Among the 73 signatories of this text, we distinguish the bosses of Google, Facebook, Booking, Twitter, Snapchat, Uber, IBM, Ericsson, or even Oracle. For its part, France is represented by Stphane Richard (CEO of Orange), Xavier Niel (Iliad), Gilles Plisson (TF1), Jean-Laurent Bonnaf (BNP Paribas) and Jean-Paul Agon (L’Oral). In addition, French unicorns, such as BlaBlaCar and Doctolib, as well as two Asian gloves, the Chinese Huawei and the Indian Bharti, are also signatories of the manifesto unveiled on November 30.
While several American companies are in favor of supporting the French government in its initiative, there are however two significant absences. IPhone maker Apple and e-commerce giant Amazon did not answer the call. Note that the manifesto arrives only a few days before the presentation, on December 9, of the Digital Services Act of the European Union which is to define a new regulation for social media.The commitments made should lead to the creation of a more balanced market
According to a report from the daily “Les chos”, in preamble, the bosses of Tech recognize that the positive contribution of the technological and digital revolution can be hampered by negative externalities. It is for this reason that the fight against hateful and terrorist content comes first, after the assassination of Samuel Paty, claimed on Twitter by the terrorist Abdullakh Anzorov.
The hosts of Emmanuel Macron promised to sincerely support the efforts of the international community by taking  transparent, specific and technically feasible measures to prevent the posting and distribution of this type of content. They also undertake to design their products according to the principles of safety by design and privacy by design, while guaranteeing the consumer’s freedom of choice. This part of the manifesto could help to support a more balanced and more competitive market.
By way of illustration, the point previously mentioned could force Google to no longer highlight its own products / services (search engine, shopping tab), a practice condemned three times by the European Commission, and the subject of several antitrust investigations in the States -United. Another key item on the agenda was the question of taxes on technology companies, a point on which Paris and Washington are struggling to agree, France having introduced a digital tax for these companies in November and the United States which threaten to counterattack.

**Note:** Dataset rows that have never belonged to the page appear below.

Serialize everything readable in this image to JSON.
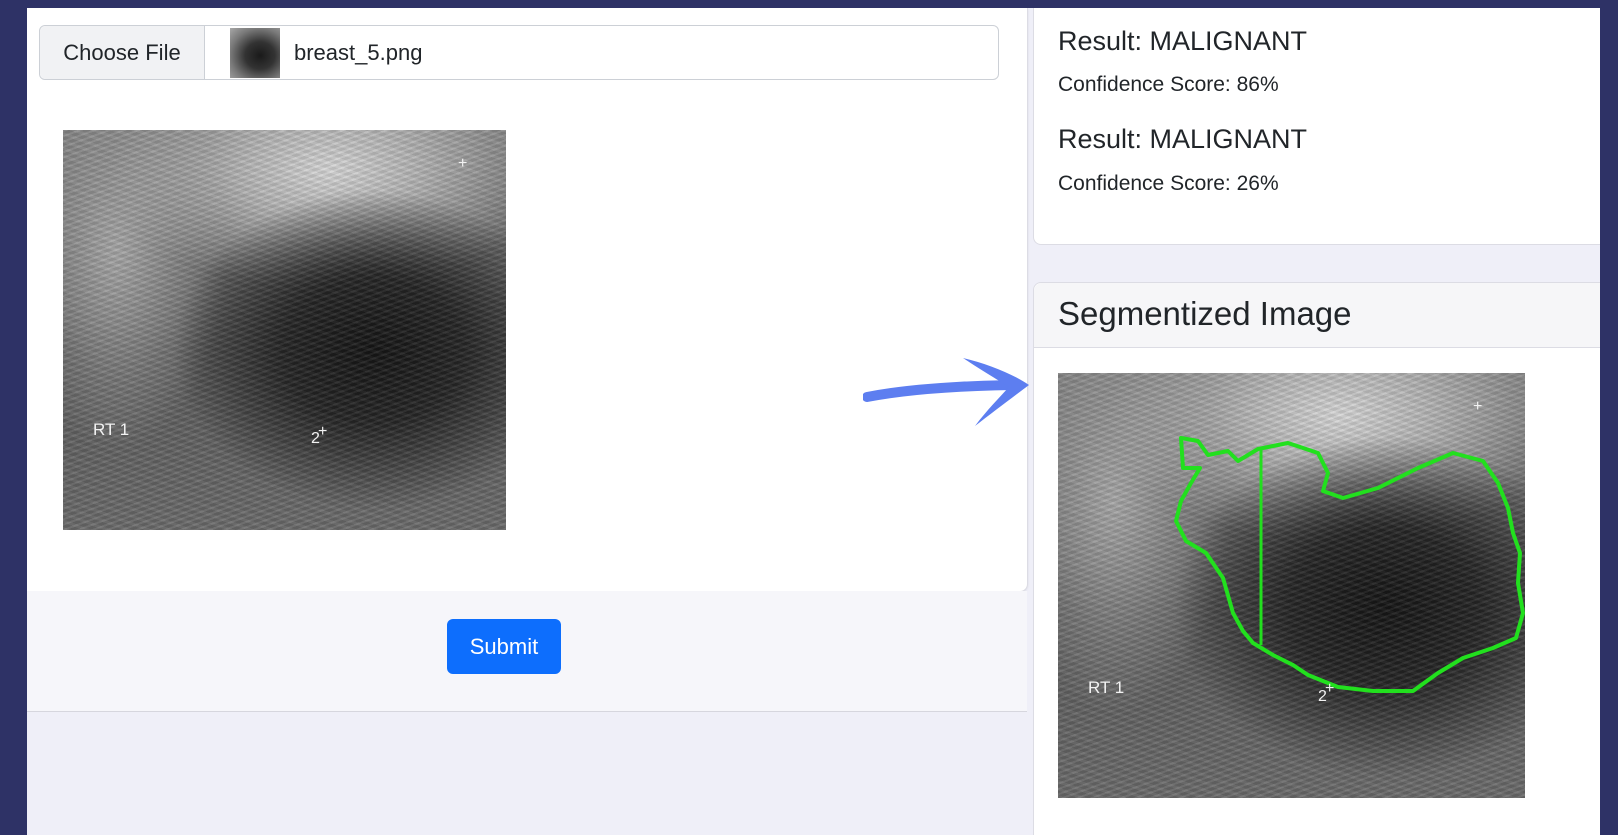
{
  "upload": {
    "choose_label": "Choose File",
    "file_name": "breast_5.png"
  },
  "preview": {
    "label_rt": "RT 1",
    "marker_num": "2",
    "marker_plus": "+"
  },
  "actions": {
    "submit_label": "Submit"
  },
  "results": [
    {
      "title": "Result: MALIGNANT",
      "confidence": "Confidence Score: 86%"
    },
    {
      "title": "Result: MALIGNANT",
      "confidence": "Confidence Score: 26%"
    }
  ],
  "segmentation": {
    "title": "Segmentized Image",
    "label_rt": "RT 1",
    "marker_num": "2",
    "marker_plus": "+",
    "contour_color": "#22e01e"
  },
  "colors": {
    "frame": "#2e3266",
    "page_bg": "#efeff8",
    "submit_bg": "#0d6efd",
    "arrow": "#5d7ef0"
  },
  "icons": {
    "arrow": "right-arrow-icon"
  }
}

However, when signing the manifesto, the companies present promised to contribute fairly to the taxes of the countries in which they operate. More precisely, the latter aim to put an end to tax optimization practices which often lead them to prefer to invest in countries with more favorable taxation, such as Ireland and the Netherlands. Another term of the agreement encourages signatory companies to open up and share their data, in particular with the research world, and to ensure better interoperability of their services.

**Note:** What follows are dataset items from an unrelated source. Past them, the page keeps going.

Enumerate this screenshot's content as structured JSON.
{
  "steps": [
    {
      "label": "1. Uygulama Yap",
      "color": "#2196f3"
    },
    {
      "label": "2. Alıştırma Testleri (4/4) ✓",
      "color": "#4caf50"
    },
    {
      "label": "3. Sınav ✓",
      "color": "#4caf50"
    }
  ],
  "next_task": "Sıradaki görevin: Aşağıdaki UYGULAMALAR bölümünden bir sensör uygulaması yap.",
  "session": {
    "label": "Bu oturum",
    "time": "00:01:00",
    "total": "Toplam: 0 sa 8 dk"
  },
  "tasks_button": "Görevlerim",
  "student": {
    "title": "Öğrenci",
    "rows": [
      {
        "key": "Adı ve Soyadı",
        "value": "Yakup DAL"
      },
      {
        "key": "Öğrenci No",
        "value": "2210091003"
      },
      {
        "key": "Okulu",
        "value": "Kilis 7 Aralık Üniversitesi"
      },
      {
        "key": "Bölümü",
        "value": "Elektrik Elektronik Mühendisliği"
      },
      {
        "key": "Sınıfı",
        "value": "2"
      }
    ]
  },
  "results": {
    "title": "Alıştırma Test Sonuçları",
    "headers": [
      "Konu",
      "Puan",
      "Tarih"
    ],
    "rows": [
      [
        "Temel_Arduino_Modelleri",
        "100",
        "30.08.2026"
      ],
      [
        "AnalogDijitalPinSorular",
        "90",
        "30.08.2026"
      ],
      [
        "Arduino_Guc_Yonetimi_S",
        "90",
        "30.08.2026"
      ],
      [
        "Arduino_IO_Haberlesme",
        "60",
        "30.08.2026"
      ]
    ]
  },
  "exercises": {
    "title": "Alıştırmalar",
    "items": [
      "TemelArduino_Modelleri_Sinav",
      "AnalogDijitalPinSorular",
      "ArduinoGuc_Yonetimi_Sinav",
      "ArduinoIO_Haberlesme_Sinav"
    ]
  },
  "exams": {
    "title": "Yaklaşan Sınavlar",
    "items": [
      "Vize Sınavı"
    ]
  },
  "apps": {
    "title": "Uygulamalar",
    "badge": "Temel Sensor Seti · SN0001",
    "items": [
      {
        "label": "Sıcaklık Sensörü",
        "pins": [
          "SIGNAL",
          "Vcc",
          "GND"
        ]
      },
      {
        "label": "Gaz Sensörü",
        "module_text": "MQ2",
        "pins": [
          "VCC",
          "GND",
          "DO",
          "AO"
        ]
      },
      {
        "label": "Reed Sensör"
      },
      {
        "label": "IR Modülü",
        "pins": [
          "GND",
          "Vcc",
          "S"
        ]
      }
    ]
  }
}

In addition to these notable points, other commitments have also been made. However, due to the characteristics of a manifesto or charter, none of them are legally binding on the signatories. According to the things, for the lyse, the text nevertheless made it possible to draw a clear line of demarcation between the signatory groups, sincere about their commitments, and those who remained outside, like Apple or Amazon who refused to sign it.